Начо шёл к своей машине, держа её на руках, и чувствовал, как его переполняет странное тепло. Её хрупкое тело было таким лёгким, но он знал, что внутри этой девушки скрыта сила, которая удивила бы любого. Сила и холод. Он чувствовал, как её пальцы невольно вцепились в его рубашку, когда он случайно дотронулся до её больной ноги.
— Тебе больно? — он спросил, но она не ответила сразу, лишь покачала головой.
— Ты слишком грубый, — пробормотала она, её голос звучал почти жалобно.
Он не смог удержаться от лёгкой улыбки. Какой-то момент Рита была почти… милой. Не той надменной девицей, что могла унизить одним взглядом, а почти настоящей. Она пыталась сдерживать свой гнев и благодарность, но ему было видно, что она смущена. И это смущение делало её живой, человечной.
— Прости, я просто не привык носить таких… как ты, — он произнёс это с лёгкой усмешкой, стараясь придать разговору лёгкость, но сразу же понял, что сказал что-то не то. Её глаза сузились, губы сжались в тонкую линию, и он заметил, как она напряглась.
— Таких, как я? — повторила она, её голос был натянут, как струна, готовая порваться. — Что ты имеешь в виду?
Он замер, не зная, как объяснить это, чтобы не задеть её ещё сильнее. Но вместо того чтобы оправдываться, он просто посмотрел ей в глаза, и сказал честно:
— Тех, кто так старается казаться сильным, что забывает, как это — быть слабым.

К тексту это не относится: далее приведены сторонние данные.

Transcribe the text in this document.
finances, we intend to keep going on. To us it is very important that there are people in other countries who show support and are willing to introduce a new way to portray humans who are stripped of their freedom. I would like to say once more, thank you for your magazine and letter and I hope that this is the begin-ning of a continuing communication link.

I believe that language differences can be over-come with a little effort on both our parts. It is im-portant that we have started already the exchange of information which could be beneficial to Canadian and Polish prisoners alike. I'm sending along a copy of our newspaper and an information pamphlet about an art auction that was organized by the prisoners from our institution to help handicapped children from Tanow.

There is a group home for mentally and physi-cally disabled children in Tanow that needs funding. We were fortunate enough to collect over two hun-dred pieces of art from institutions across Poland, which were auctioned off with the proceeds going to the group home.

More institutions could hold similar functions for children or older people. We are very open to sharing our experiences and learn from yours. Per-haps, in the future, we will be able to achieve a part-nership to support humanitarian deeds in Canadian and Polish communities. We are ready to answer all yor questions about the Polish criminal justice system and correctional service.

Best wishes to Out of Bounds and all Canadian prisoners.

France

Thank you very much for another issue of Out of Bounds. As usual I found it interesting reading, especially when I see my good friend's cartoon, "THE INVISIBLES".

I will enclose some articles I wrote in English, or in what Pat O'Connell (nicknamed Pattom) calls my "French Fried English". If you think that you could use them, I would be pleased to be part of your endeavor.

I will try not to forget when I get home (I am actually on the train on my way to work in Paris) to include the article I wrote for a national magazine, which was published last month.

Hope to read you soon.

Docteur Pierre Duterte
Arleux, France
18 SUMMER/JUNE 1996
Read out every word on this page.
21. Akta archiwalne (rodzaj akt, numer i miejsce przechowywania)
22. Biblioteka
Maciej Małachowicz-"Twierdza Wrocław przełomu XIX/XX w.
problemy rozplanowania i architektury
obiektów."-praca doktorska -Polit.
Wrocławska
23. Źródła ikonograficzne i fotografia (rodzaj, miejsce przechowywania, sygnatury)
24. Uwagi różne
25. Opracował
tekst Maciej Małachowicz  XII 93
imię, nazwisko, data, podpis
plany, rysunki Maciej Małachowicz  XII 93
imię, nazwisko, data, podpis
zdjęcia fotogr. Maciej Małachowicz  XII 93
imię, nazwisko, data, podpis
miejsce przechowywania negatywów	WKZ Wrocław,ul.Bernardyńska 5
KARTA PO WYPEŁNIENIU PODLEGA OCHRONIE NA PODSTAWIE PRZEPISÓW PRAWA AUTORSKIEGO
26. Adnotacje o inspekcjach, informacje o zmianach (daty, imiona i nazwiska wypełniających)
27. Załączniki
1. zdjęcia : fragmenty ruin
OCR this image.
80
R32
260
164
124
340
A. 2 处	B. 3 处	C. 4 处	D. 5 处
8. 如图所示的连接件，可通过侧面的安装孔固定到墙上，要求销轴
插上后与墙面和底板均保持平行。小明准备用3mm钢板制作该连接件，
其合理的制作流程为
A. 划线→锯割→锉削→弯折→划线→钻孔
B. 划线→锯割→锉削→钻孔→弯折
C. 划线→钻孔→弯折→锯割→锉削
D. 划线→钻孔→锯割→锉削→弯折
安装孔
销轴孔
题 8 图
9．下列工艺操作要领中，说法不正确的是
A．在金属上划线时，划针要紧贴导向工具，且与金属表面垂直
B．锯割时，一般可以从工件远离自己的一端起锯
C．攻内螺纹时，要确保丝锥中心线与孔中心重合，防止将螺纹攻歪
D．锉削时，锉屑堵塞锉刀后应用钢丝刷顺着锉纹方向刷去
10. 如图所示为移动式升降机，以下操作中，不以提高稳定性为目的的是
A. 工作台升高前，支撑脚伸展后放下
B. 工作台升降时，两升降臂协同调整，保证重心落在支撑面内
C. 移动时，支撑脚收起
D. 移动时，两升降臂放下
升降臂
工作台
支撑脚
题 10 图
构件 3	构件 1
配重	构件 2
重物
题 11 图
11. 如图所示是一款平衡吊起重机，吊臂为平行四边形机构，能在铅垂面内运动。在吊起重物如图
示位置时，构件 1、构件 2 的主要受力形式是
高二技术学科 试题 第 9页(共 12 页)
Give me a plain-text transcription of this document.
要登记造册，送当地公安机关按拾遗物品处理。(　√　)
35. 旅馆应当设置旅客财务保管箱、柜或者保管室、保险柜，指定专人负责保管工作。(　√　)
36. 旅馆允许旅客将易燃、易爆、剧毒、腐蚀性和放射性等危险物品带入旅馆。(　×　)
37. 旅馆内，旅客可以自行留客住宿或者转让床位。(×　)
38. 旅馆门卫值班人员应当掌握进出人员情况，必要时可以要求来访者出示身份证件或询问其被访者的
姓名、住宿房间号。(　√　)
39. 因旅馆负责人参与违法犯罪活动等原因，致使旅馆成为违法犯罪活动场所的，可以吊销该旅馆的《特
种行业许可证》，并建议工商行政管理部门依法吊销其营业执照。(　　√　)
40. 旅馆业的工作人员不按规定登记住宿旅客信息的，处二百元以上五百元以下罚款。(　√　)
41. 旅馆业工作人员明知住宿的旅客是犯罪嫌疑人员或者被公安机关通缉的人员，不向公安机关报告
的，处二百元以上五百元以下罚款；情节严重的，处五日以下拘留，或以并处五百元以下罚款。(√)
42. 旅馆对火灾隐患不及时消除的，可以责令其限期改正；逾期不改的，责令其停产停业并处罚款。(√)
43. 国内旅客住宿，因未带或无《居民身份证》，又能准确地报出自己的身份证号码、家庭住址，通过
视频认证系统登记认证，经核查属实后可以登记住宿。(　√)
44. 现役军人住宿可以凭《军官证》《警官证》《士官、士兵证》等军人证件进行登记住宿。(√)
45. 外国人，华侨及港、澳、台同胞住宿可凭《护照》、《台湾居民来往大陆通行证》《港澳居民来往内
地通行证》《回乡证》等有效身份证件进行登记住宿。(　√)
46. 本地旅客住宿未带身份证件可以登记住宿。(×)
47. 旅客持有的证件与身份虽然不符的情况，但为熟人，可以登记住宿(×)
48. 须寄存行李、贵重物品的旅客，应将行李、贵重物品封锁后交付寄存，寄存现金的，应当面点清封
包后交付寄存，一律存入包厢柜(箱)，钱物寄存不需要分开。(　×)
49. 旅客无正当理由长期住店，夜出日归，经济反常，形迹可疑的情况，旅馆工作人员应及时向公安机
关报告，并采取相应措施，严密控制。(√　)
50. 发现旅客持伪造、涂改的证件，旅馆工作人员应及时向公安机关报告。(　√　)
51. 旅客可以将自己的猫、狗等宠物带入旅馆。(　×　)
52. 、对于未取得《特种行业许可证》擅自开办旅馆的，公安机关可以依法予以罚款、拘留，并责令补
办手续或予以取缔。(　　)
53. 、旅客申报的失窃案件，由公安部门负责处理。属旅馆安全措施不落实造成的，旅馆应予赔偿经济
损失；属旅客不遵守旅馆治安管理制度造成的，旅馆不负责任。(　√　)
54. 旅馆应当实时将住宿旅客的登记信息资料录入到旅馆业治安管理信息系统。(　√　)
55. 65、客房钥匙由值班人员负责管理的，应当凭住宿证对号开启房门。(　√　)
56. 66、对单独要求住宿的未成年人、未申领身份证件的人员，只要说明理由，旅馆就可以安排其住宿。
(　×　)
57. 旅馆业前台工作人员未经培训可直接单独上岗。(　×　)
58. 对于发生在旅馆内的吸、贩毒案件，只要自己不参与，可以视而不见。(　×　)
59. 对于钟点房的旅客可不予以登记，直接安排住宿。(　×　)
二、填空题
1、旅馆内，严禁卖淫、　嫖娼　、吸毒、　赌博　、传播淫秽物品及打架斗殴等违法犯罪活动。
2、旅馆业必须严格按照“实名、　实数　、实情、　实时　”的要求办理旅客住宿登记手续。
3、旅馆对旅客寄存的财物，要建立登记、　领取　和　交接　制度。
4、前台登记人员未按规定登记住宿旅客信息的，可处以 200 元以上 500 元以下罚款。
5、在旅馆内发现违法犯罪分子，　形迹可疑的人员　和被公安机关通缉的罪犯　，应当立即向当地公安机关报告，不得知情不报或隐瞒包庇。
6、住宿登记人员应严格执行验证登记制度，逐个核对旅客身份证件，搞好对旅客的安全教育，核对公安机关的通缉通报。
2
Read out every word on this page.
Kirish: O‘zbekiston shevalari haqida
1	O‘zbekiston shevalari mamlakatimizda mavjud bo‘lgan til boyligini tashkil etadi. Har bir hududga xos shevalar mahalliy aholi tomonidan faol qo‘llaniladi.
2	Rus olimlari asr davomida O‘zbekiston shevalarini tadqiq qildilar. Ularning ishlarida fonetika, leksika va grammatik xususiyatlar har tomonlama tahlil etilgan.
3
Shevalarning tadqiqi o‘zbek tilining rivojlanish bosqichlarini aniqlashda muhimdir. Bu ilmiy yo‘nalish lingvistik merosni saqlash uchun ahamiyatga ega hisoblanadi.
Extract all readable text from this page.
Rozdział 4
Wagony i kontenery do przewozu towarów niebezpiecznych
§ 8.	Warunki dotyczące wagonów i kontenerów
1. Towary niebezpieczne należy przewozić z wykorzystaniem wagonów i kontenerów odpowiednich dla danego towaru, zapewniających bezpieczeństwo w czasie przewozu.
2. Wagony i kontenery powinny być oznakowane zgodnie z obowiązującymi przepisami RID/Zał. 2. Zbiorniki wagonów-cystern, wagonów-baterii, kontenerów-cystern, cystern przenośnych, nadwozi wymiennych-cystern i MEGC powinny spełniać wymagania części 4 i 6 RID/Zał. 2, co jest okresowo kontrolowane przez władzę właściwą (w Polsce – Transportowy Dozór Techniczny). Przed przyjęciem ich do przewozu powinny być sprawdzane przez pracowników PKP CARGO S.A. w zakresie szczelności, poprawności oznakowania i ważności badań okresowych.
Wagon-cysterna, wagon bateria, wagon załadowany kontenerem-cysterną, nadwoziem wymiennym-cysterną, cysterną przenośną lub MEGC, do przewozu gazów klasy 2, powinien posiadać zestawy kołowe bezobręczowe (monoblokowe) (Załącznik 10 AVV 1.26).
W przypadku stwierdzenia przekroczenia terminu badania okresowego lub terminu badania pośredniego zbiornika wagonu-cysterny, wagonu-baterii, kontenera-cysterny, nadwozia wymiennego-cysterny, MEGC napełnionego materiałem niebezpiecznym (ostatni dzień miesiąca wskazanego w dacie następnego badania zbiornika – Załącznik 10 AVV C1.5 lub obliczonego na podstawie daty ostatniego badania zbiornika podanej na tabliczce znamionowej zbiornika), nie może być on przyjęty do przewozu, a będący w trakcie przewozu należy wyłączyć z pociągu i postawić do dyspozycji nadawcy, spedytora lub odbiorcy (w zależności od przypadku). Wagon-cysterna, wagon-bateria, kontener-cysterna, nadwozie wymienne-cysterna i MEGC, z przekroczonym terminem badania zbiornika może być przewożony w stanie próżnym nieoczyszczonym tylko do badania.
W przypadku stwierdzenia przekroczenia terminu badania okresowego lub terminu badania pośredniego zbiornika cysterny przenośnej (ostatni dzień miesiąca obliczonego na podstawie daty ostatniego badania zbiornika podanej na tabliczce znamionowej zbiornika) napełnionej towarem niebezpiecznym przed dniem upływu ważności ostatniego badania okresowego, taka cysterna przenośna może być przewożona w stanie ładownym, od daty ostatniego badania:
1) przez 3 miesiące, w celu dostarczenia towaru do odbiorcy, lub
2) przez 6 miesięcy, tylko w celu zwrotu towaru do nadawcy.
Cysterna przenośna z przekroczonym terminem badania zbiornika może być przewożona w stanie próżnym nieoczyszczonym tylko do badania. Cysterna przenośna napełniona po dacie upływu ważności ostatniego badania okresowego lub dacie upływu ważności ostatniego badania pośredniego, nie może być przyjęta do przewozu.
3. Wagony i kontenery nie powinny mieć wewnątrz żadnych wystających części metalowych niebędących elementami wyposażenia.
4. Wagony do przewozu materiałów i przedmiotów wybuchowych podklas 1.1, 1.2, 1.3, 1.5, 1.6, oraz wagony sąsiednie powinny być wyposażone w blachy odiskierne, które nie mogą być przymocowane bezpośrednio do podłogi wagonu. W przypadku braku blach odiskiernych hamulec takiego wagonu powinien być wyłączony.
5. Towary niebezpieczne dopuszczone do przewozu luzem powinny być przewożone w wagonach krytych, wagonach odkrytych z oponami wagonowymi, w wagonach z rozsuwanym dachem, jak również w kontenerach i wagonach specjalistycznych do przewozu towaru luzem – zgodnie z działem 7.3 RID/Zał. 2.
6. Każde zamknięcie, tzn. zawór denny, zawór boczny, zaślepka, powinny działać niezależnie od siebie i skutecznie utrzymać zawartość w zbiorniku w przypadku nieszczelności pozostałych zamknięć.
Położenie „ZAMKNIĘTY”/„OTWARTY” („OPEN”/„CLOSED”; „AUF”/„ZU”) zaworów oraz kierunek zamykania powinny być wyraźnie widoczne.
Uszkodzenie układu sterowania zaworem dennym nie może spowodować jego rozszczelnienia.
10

На мгновение Рита замолчала, и в её взгляде промелькнуло нечто. Она не ожидала такого ответа, не ожидала, что он увидит её так. Не ожидала, что кто-то сможет так просто рассмотреть её маску. Губы Риты дрогнули, но она не сказала ничего в ответ.
Когда они доехали до её дома, он аккуратно опустил её на землю. Она стояла перед ним, опираясь на машину, и наконец смогла взять себя в руки.
— Спасибо, — произнесла она, её голос был сухим и натянутым, но в нём была искорка благодарности. Её губы чуть дрогнули, словно она не знала, как правильно сказать эти слова.
— Не за что, — ответил он, смотря на неё, и не мог не улыбнуться.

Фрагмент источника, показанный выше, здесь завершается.